Myers distinguishes between Folk culture, High culture and Pop culture. He traces the history of Pop culture, a relatively new phenomenon. Basically it is a result of the lowest common denominator. It is a leveling out and smoothing over of high and folk culture to appeal to a mass audience in a global and industrial society. It is designed and marketed not to encourage reflection, but to maintain the status quo.
High culture is designed to elevate the thoughts and emotions and to encourage reflection on the transcendent. It takes an engaged mind and work to understand and appreciate. It doesn't leave a person the same. Folk culture is a product of a place and a community, the product of a worldview. It is a shared tradition and contains shared values. Folk culture holds one accountable to shared community values while pop culture is all about the individual. I think anyone who has listened to much modern worship music will recognize this effect working it's way into Christian culture.
Myers points to Philippians 4:8, "Whatever is true, whatever is noble, whatever is right, whatever is pure, whatever is lovely, whatever is admirable - if anything is excellent or praiseworthy - think about such things." For Myers these are definitely exhibited easier and better in folk and high culture and rarely if ever in pop culture.
One of the key issues that Meyer is seeking to address is the wholesale embrace of the methodology of pop culture by the church under the banner of contextualization.
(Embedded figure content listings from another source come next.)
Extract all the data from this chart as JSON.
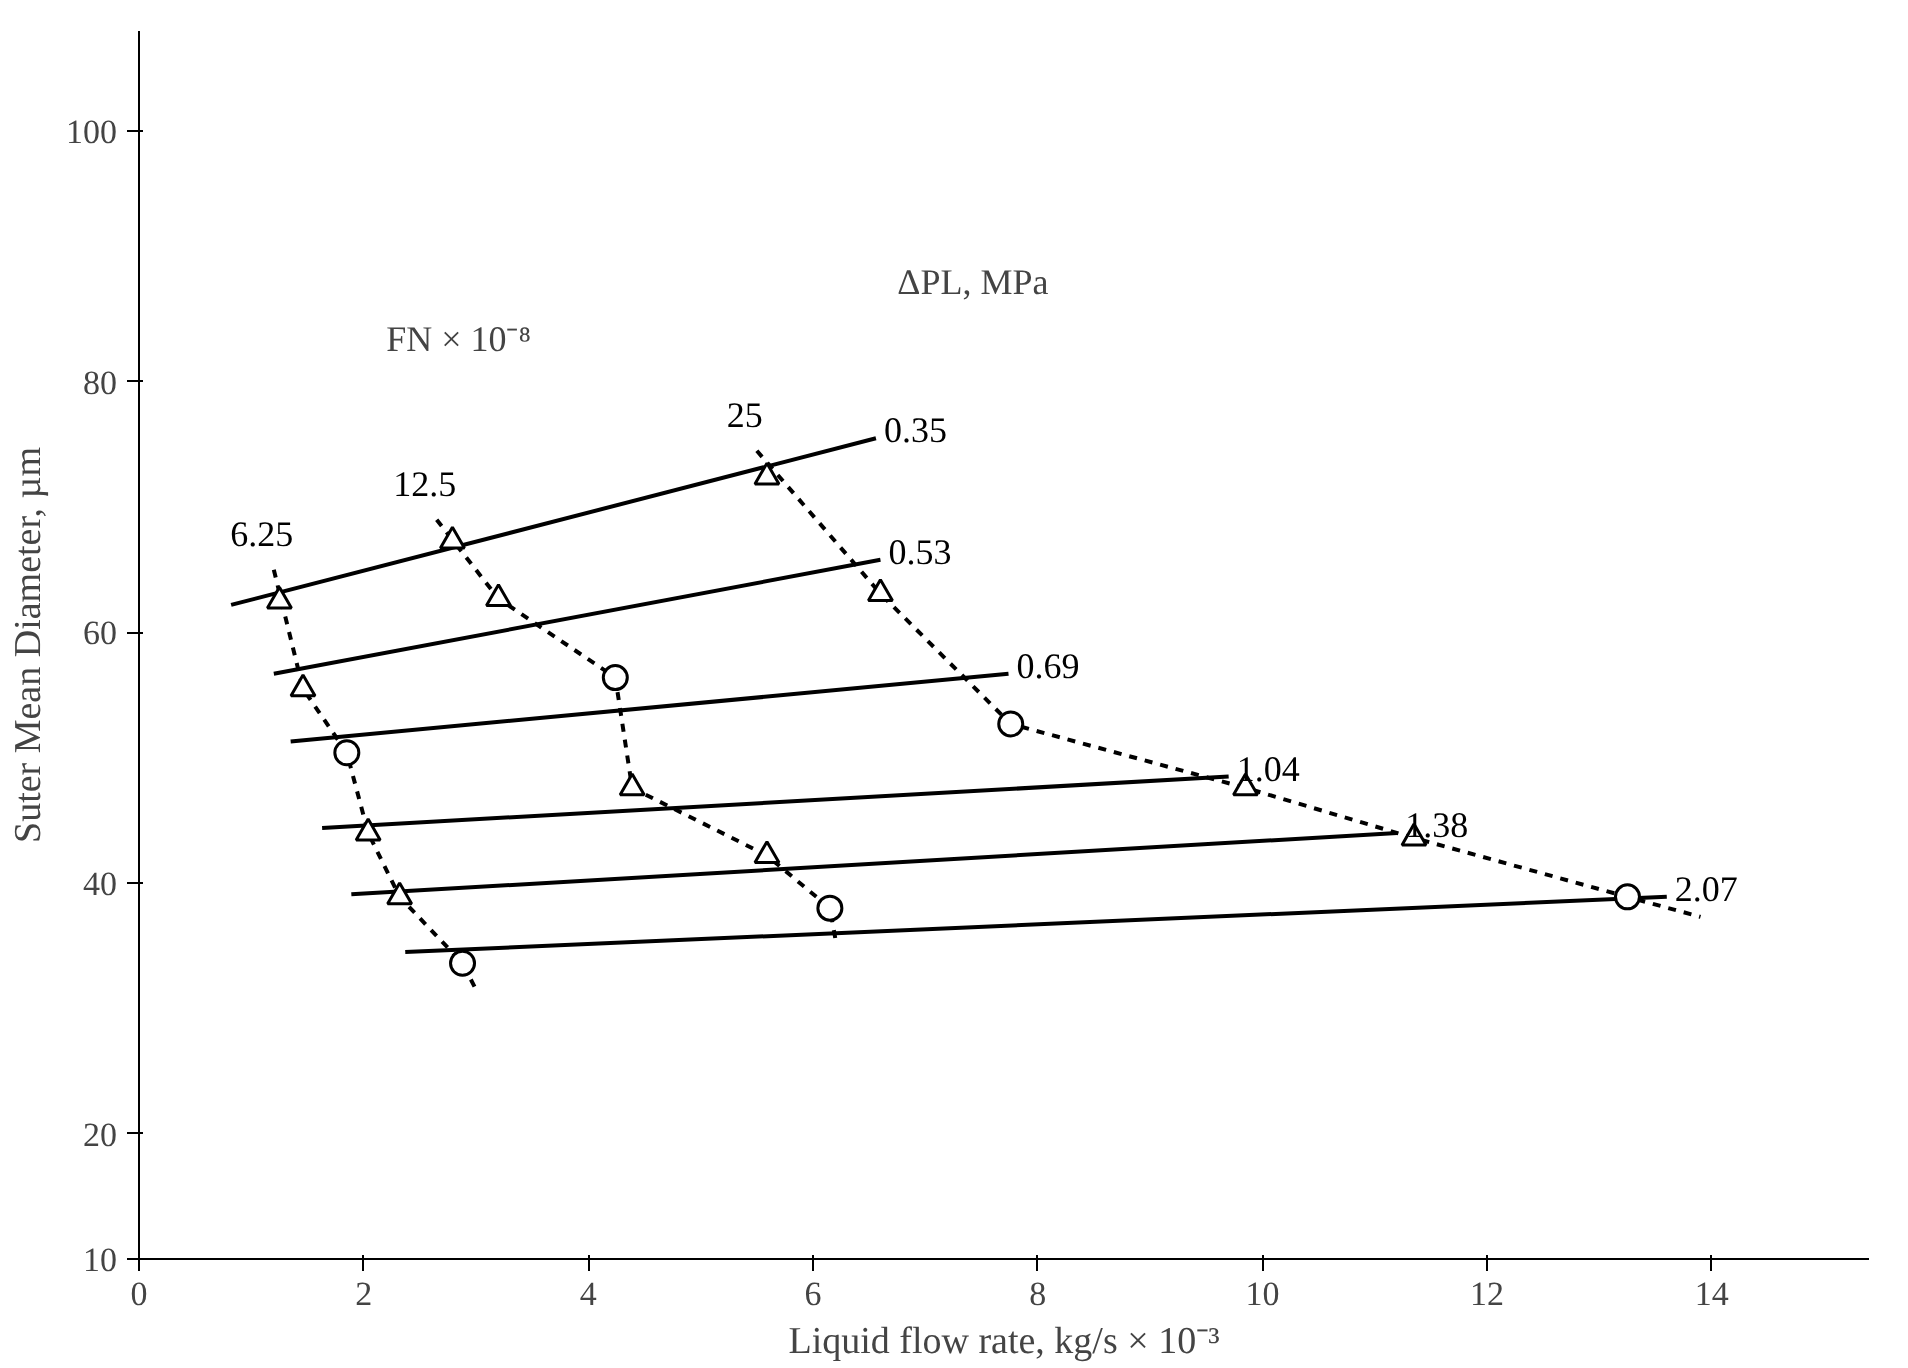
{
  "chart_data": {
    "type": "line",
    "xlabel": "Liquid flow rate, kg/s × 10⁻³",
    "ylabel": "Suter Mean Diameter, µm",
    "xlim": [
      0,
      15.4
    ],
    "ylim": [
      10,
      108
    ],
    "xticks": [
      0,
      2,
      4,
      6,
      8,
      10,
      12,
      14
    ],
    "yticks": [
      10,
      20,
      40,
      60,
      80,
      100
    ],
    "annotations": [
      "FN × 10⁻⁸",
      "ΔPL, MPa"
    ],
    "series": [
      {
        "name": "0.35",
        "color": "#000000",
        "line_style": "solid",
        "x": [
          0.82,
          6.56
        ],
        "values": [
          62.2,
          75.5
        ]
      },
      {
        "name": "0.53",
        "color": "#000000",
        "line_style": "solid",
        "x": [
          1.2,
          6.6
        ],
        "values": [
          56.7,
          65.8
        ]
      },
      {
        "name": "0.69",
        "color": "#000000",
        "line_style": "solid",
        "x": [
          1.35,
          7.74
        ],
        "values": [
          51.3,
          56.7
        ]
      },
      {
        "name": "1.04",
        "color": "#000000",
        "line_style": "solid",
        "x": [
          1.63,
          9.7
        ],
        "values": [
          44.4,
          48.5
        ]
      },
      {
        "name": "1.38",
        "color": "#000000",
        "line_style": "solid",
        "x": [
          1.89,
          11.2
        ],
        "values": [
          39.1,
          44.0
        ]
      },
      {
        "name": "2.07",
        "color": "#000000",
        "line_style": "solid",
        "x": [
          2.37,
          13.6
        ],
        "values": [
          34.5,
          38.9
        ]
      },
      {
        "name": "6.25",
        "color": "#000000",
        "line_style": "dashed",
        "x": [
          1.2,
          1.46,
          1.85,
          2.04,
          2.32,
          2.88,
          3.0
        ],
        "values": [
          65,
          55.5,
          50.4,
          44,
          38.9,
          33.6,
          31.5
        ]
      },
      {
        "name": "12.5",
        "color": "#000000",
        "line_style": "dashed",
        "x": [
          2.65,
          3.2,
          4.24,
          4.39,
          5.59,
          6.15,
          6.2
        ],
        "values": [
          69,
          62.7,
          56.4,
          47.6,
          42.2,
          38,
          35.5
        ]
      },
      {
        "name": "25",
        "color": "#000000",
        "line_style": "dashed",
        "x": [
          5.5,
          6.6,
          7.76,
          9.85,
          11.35,
          13.25,
          13.9
        ],
        "values": [
          74.5,
          63.1,
          52.7,
          47.6,
          43.6,
          38.9,
          37.3
        ]
      },
      {
        "type": "scatter",
        "marker": "triangle",
        "color": "#000000",
        "x": [
          1.25,
          2.79,
          5.59
        ],
        "values": [
          62.5,
          67.3,
          72.4
        ]
      },
      {
        "type": "scatter",
        "marker": "triangle",
        "color": "#000000",
        "x": [
          1.46,
          3.2,
          6.6
        ],
        "values": [
          55.5,
          62.7,
          63.1
        ]
      },
      {
        "type": "scatter",
        "marker": "circle",
        "color": "#000000",
        "x": [
          1.85,
          4.24,
          7.76
        ],
        "values": [
          50.4,
          56.4,
          52.7
        ]
      },
      {
        "type": "scatter",
        "marker": "triangle",
        "color": "#000000",
        "x": [
          2.04,
          4.39,
          9.85
        ],
        "values": [
          44,
          47.6,
          47.6
        ]
      },
      {
        "type": "scatter",
        "marker": "triangle",
        "color": "#000000",
        "x": [
          2.32,
          5.59,
          11.35
        ],
        "values": [
          38.9,
          42.2,
          43.6
        ]
      },
      {
        "type": "scatter",
        "marker": "circle",
        "color": "#000000",
        "x": [
          2.88,
          6.15,
          13.25
        ],
        "values": [
          33.6,
          38,
          38.9
        ]
      }
    ]
  }
}
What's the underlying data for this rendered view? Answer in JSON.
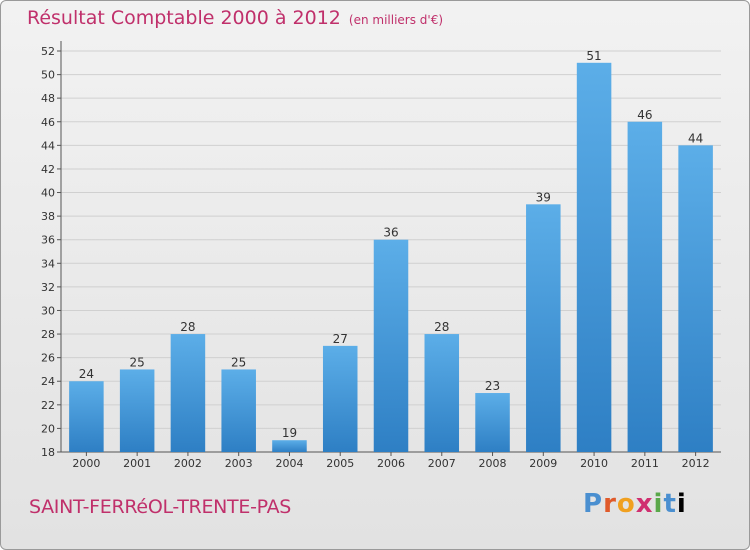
{
  "title": "Résultat Comptable 2000 à 2012",
  "subtitle": "(en milliers d'€)",
  "commune": "SAINT-FERRéOL-TRENTE-PAS",
  "logo": {
    "letters": [
      "P",
      "r",
      "o",
      "x",
      "i",
      "t",
      "i"
    ]
  },
  "colors": {
    "bar": "#3b8fd6",
    "bar_light": "#5caee8",
    "title": "#c0306b",
    "grid": "#d0d0d0"
  },
  "chart_data": {
    "type": "bar",
    "title": "Résultat Comptable 2000 à 2012",
    "subtitle": "(en milliers d'€)",
    "categories": [
      "2000",
      "2001",
      "2002",
      "2003",
      "2004",
      "2005",
      "2006",
      "2007",
      "2008",
      "2009",
      "2010",
      "2011",
      "2012"
    ],
    "values": [
      24,
      25,
      28,
      25,
      19,
      27,
      36,
      28,
      23,
      39,
      51,
      46,
      44
    ],
    "ylim": [
      18,
      52
    ],
    "yticks": [
      18,
      20,
      22,
      24,
      26,
      28,
      30,
      32,
      34,
      36,
      38,
      40,
      42,
      44,
      46,
      48,
      50,
      52
    ],
    "xlabel": "",
    "ylabel": "",
    "grid": true
  }
}
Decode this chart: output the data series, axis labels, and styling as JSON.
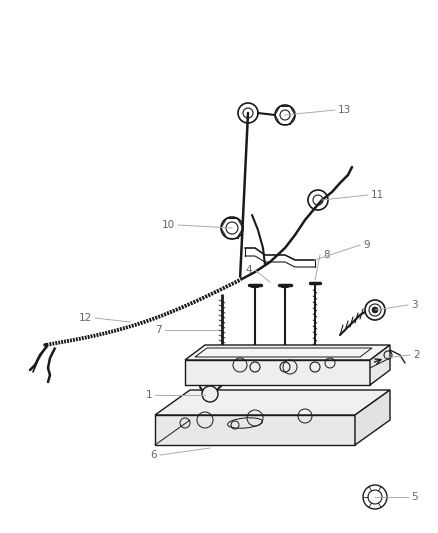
{
  "bg_color": "#ffffff",
  "line_color": "#1a1a1a",
  "label_color": "#666666",
  "leader_color": "#aaaaaa",
  "font_size": 7.5
}
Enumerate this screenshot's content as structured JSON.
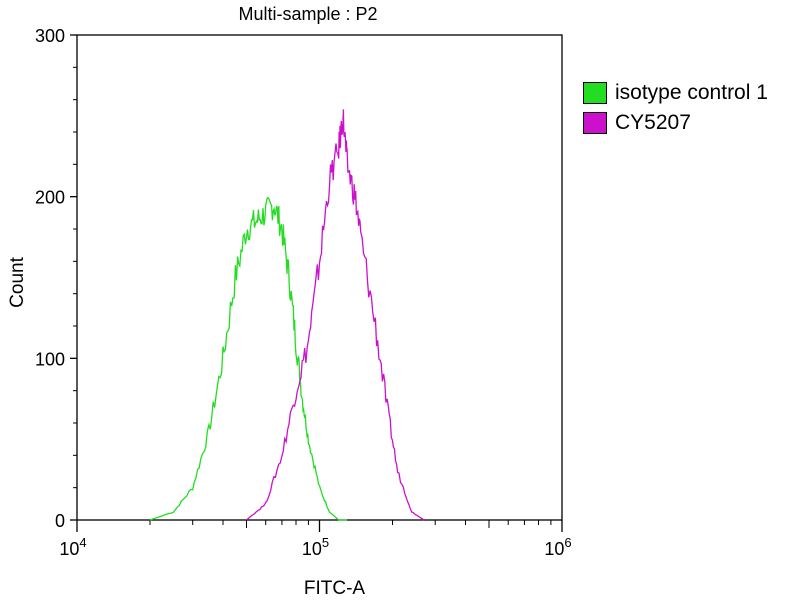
{
  "chart_data": {
    "type": "line",
    "title": "Multi-sample : P2",
    "xlabel": "FITC-A",
    "ylabel": "Count",
    "xscale": "log",
    "xlim": [
      10000,
      1000000
    ],
    "ylim": [
      0,
      300
    ],
    "x_ticks": [
      {
        "base": "10",
        "exp": "4"
      },
      {
        "base": "10",
        "exp": "5"
      },
      {
        "base": "10",
        "exp": "6"
      }
    ],
    "y_ticks": [
      "0",
      "100",
      "200",
      "300"
    ],
    "grid": false,
    "legend_position": "right",
    "series": [
      {
        "name": "isotype control 1",
        "color": "#22dd22",
        "x": [
          20000,
          25000,
          30000,
          35000,
          40000,
          45000,
          50000,
          55000,
          60000,
          65000,
          70000,
          75000,
          80000,
          85000,
          90000,
          100000,
          110000,
          120000,
          130000
        ],
        "y": [
          0,
          5,
          20,
          55,
          100,
          150,
          180,
          185,
          190,
          195,
          180,
          150,
          110,
          75,
          50,
          20,
          5,
          0,
          0
        ]
      },
      {
        "name": "CY5207",
        "color": "#cc11cc",
        "x": [
          50000,
          60000,
          70000,
          80000,
          90000,
          100000,
          110000,
          120000,
          125000,
          130000,
          140000,
          150000,
          170000,
          190000,
          210000,
          240000,
          270000
        ],
        "y": [
          0,
          10,
          40,
          80,
          110,
          160,
          210,
          230,
          250,
          220,
          200,
          170,
          120,
          70,
          30,
          5,
          0
        ]
      }
    ]
  }
}
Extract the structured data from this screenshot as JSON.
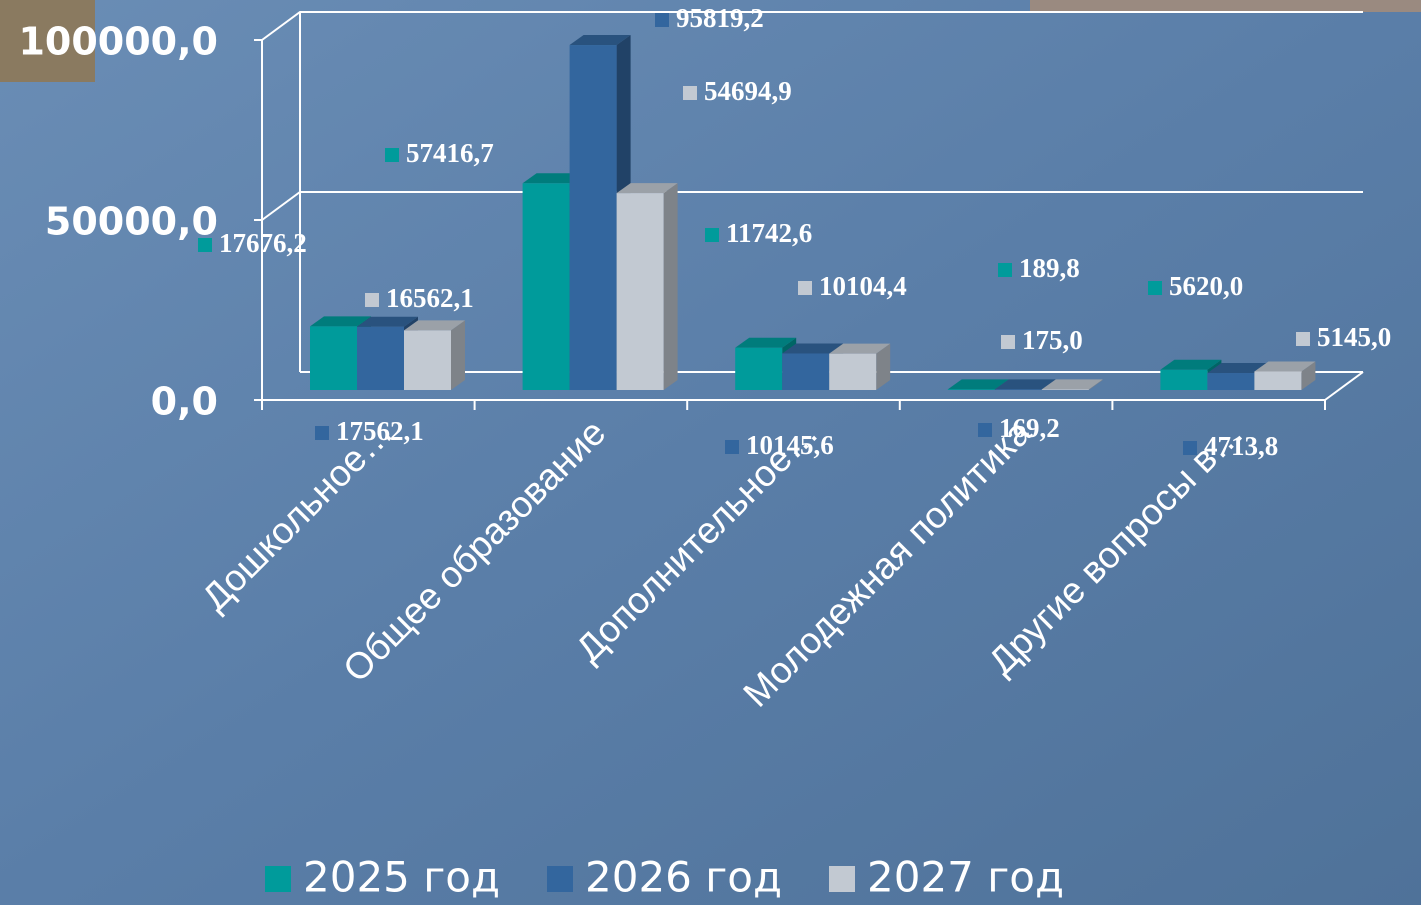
{
  "chart_data": {
    "type": "bar3d",
    "categories": [
      "Дошкольное…",
      "Общее образование",
      "Дополнительное…",
      "Молодежная политика",
      "Другие вопросы в…"
    ],
    "series": [
      {
        "name": "2025 год",
        "color": "#009b9b",
        "values": [
          17676.2,
          57416.7,
          11742.6,
          189.8,
          5620.0
        ],
        "value_labels": [
          "17676,2",
          "57416,7",
          "11742,6",
          "189,8",
          "5620,0"
        ]
      },
      {
        "name": "2026 год",
        "color": "#33669e",
        "values": [
          17562.1,
          95819.2,
          10145.6,
          169.2,
          4713.8
        ],
        "value_labels": [
          "17562,1",
          "95819,2",
          "10145,6",
          "169,2",
          "4713,8"
        ]
      },
      {
        "name": "2027 год",
        "color": "#c2c9d2",
        "values": [
          16562.1,
          54694.9,
          10104.4,
          175.0,
          5145.0
        ],
        "value_labels": [
          "16562,1",
          "54694,9",
          "10104,4",
          "175,0",
          "5145,0"
        ]
      }
    ],
    "ylim": [
      0,
      100000
    ],
    "yticks": [
      {
        "value": 0,
        "label": "0,0"
      },
      {
        "value": 50000,
        "label": "50000,0"
      },
      {
        "value": 100000,
        "label": "100000,0"
      }
    ],
    "grid": true,
    "legend": "bottom"
  }
}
He points out that the church has long been the bastion of High culture, elevating minds and hearts and focusing people's attention to the transcendent, and folk culture, instilling communal values and cultural heritage. Now, however, the church is often simply imitating the worst of pop culture and mixing in a little Jesus. A major result of this is that the church has adopted the marketing stance of pop culture, luring people with cool music and advertising rather than the Gospel. Myers believes that this is a direct result of evangelical Christianity's wholesale embrace of popular culture's methodology.
I don't always agree with Myers. I'm not sure that rock music, movies, etc. cannot become high or at least folk culture. I'm thinking here of some great and transcendent films or music with excellent lyrics. Basically I'm saying things aren't always as cut and dried as Myers makes them and he obviously never cared much for rock or television or film to begin with.
I do agree with most of what he says because his point is basically this: Christians need to stop selling out to trite and cheap imitations of a trite and cheap world. We need to think about the means as well as the end. We need to think about what our methodology conveys. Instead of asking what people want and giving it to them (pop culture) we need to ask what they need and help them come to understand their need for it and we need to remind them of their great cultural heritage (high and folk culture).
While you may not agree with everything here, I would strongly recommend this book.